How to get to the Acropolis of Athens
The main attraction of the Greek capital is well visible from the central areas of the city and from the surrounding hills. Figuring out how to get to the Acropolis in Athens is not difficult at all. It all depends on the starting point.
The fastest and most convenient option is the metro. It covers almost the entire capital and the suburbs. The station “Acropoli” is located on the red line (M2) and comes right after “Syntagma” station.
There are also other modes of public transport. Three minutes from the Acropolis is based at the Akropolē stop, which is reached by bus number 230. You can also get off at the “Makrygiannē” stop, through which buses 040, 230, A2 and trolleybuses 1, 5 and 15 pass. From it to the desired location is about 10 minutes on foot.
The best way to walk to the Acropolis is along Dionysiou Areopagitou Street. Go straight ahead, without turning around. In the case of a car, the best way to get to Acropolis is by street Rovertou Galli. In front of the Parco Roberto Galli there is a free parking lot. The parking lot is free, but you can find a free spot only in the early morning, so you need to arrive right before the opening. The rest of the time, the parking lot is crowded with tourist buses.

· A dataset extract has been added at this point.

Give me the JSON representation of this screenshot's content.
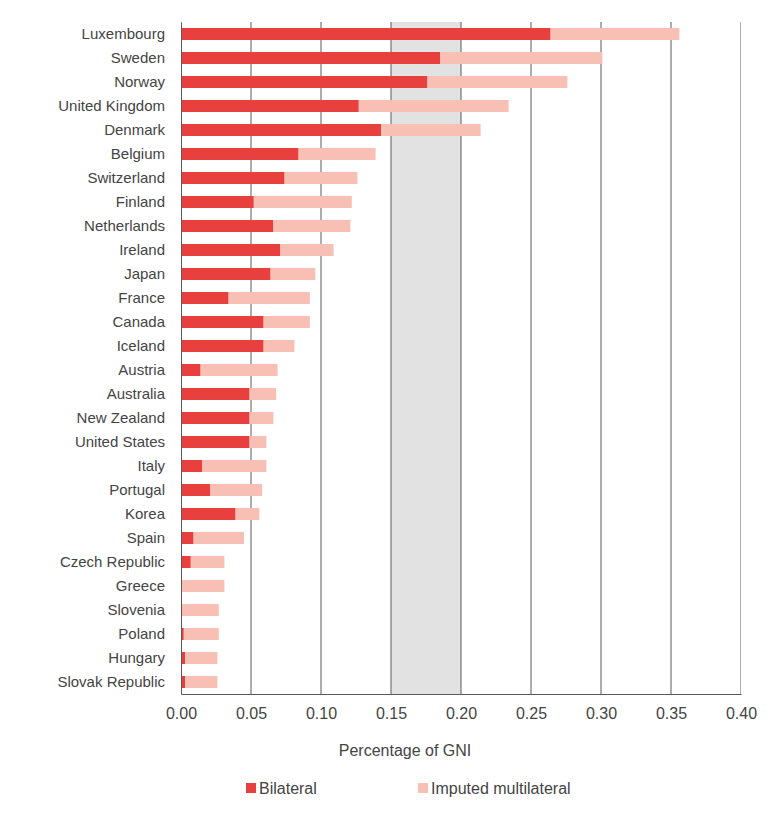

To get to the Acropolis from the airport of Athens take highway 62, then turn off at highway 6 to the center of Athens and then take highway 64.
Another accessible way is by cab. In Athens, it is customary to catch a car right on the street. In addition, tourists make full use of the online application Uber.
The Acropolis in Athens does not depend on the season. It is open every day from 8:00 to 20:00 excluding public holidays.